Making Room for Relaxation, Prayer on Campus

Wesley Club students meet to plan the pre-finals Relaxation and Prayer Room event.

 

 

A Wesley Club student does table duty to get the word out about the club and the pre-finals Relaxation and Prayer Room.

 

  

The Rev. Jennifer Goto, campus minister, center, with students who helped pack Christmas presents for prisoners.

 

 

Club members with bags of food they helped pack, to be given out to the hungry.

February 4, 2010 

 

As United Methodist Church congregations are being called to "Rethink Church," the Wesley Foundation, Merced is leading the way. Wesley received materials and inspiration from the Rethink Church campaign to create an event on the University of California/Merced campus. Four students worked together with campus minister, the Rev. Jennifer Goto, to host a Relaxation and Prayer Room on campus the week before finals. For two evenings, December 8 and 9 (2009), 5:30-7:30, they took over a room on campus and transformed it into Holy ground.

 

Eighty students showed up at the event.

 

"As they entered they immediately appreciated how tablecloths, battery-operated tea lights, and soft music changed the space and created an instant relaxing setting," Goto says. "Two massage therapists gave students 10-minute chair massages to help rid the tension of studying for finals.
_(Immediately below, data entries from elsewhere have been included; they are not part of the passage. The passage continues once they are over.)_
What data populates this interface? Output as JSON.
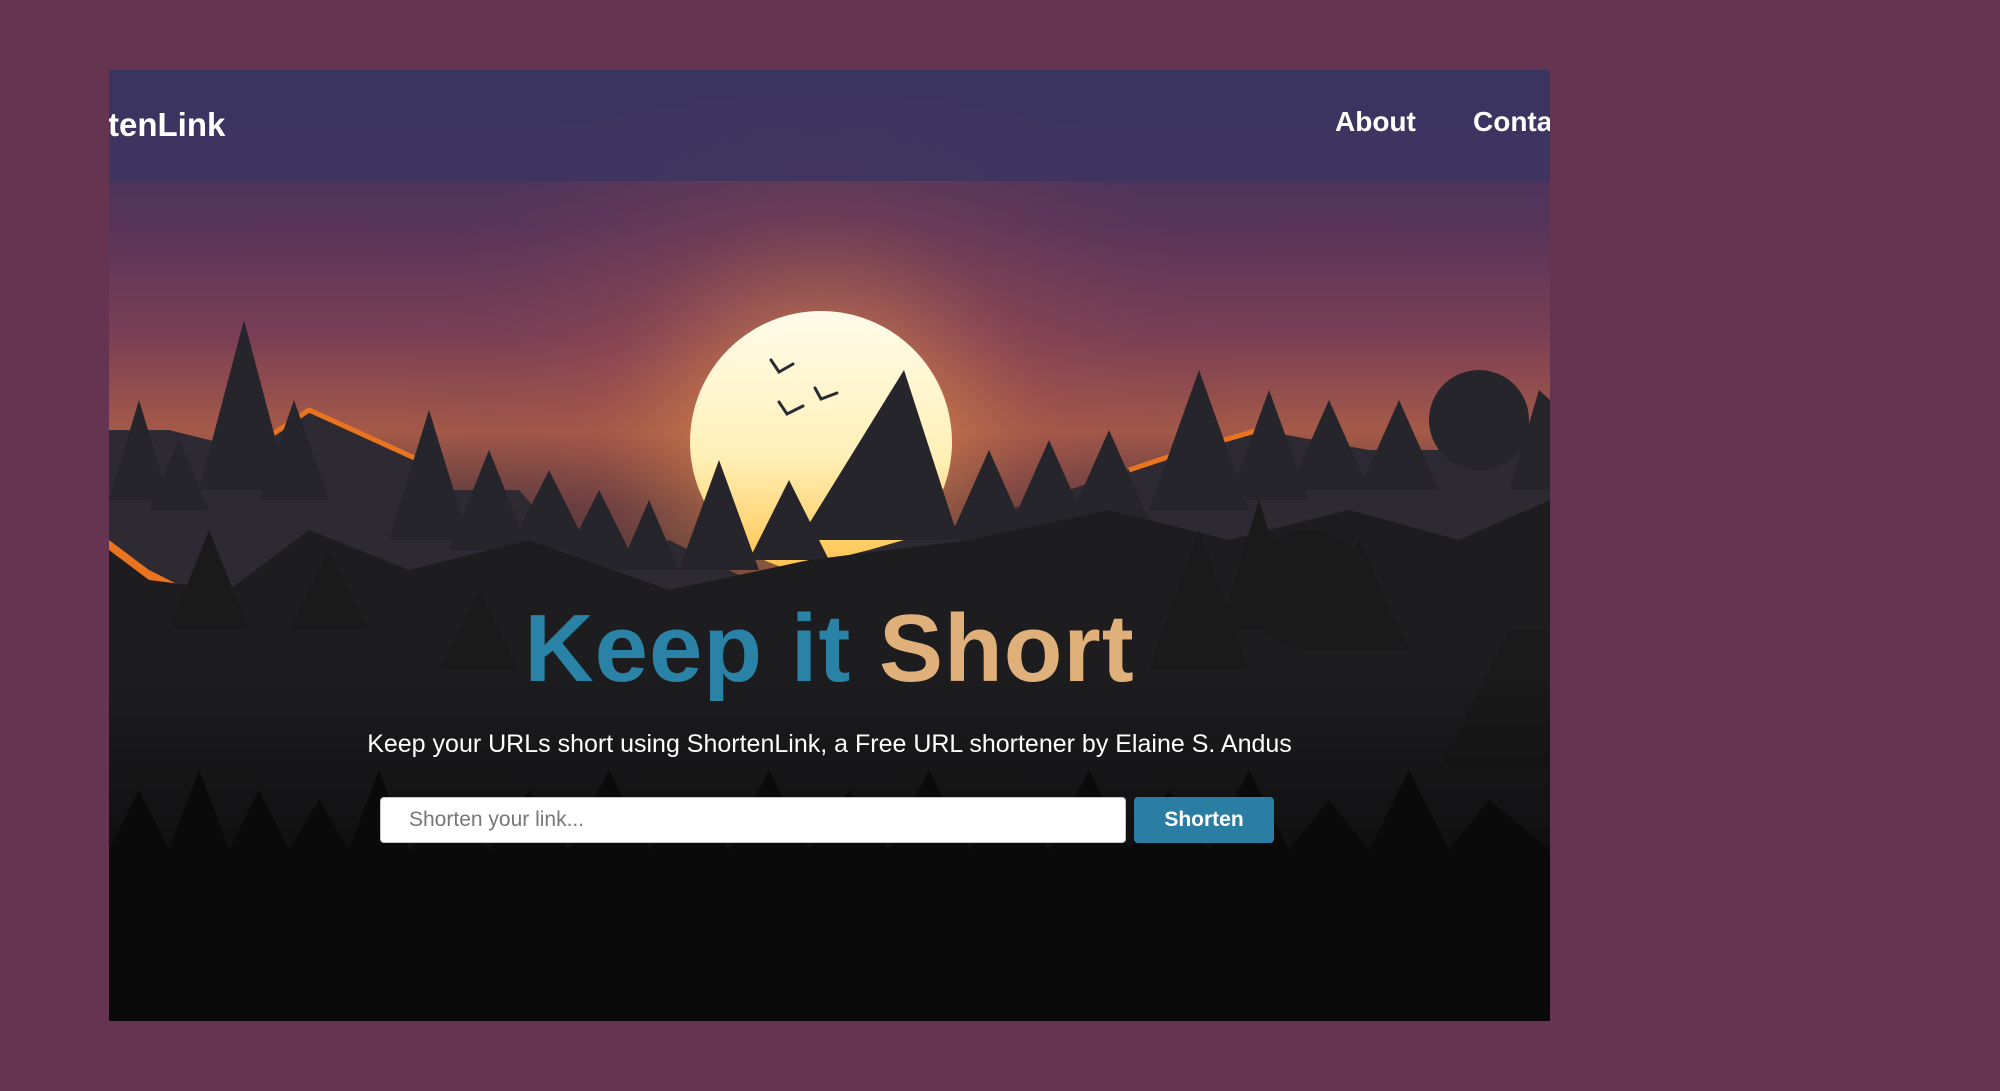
{
  "navbar": {
    "brand": "ortenLink",
    "links": [
      {
        "label": "About"
      },
      {
        "label": "Conta"
      }
    ]
  },
  "hero": {
    "headline_part1": "Keep it",
    "headline_part2": "Short",
    "subtitle": "Keep your URLs short using ShortenLink, a Free URL shortener by Elaine S. Andus"
  },
  "form": {
    "input_placeholder": "Shorten your link...",
    "input_value": "",
    "button_label": "Shorten"
  },
  "colors": {
    "page_background": "#653450",
    "headline_accent_blue": "#2a83a6",
    "headline_accent_tan": "#e0b07a",
    "button": "#2a7ea4"
  }
}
We set up a yoga space with mats and teaching for restorative yoga postures. 

 

"We also set up a prayer center with prayer shawls made by the women of the UMC in Merced, and small cards with encouraging Scripture verses. Every student was able to participate at the level they felt comfortable and many stayed in the room for long periods of time.

 

"For many students who have a negative perception of Christians as always wanting something from them (money, time, allegiance), this was a way to simply give and serve the students. The surprised look of appreciation on their faces as they were able to receive without strings attached allowed me to have the joy of true service," Goto says.

 

As they left, each received a goodie bag of "brain food," a candle to continue their prayers at home, and a handmade bookmark with information about the Wesley Club.

 

Because so many students requested it, Goto says the Wesley Club will continue the outreach on a monthly basis throughout the semester.

 

While the outreach is a clear example of Making Places for New People, the Wesley Club also is actively engaged in Ministry With the Poor and in Developing Leaders. More than 50 UC Merced students showed up to pack 3,900 Christmas packages for inmates at the women's prisons in Chowchilla (an event sponsored by the Inmate Family Council). Club members also helped pack bags of food to be given out to the hungry at Merced UMC.

 

It's another story of how we're "Living out Our Faith in California-Nevada."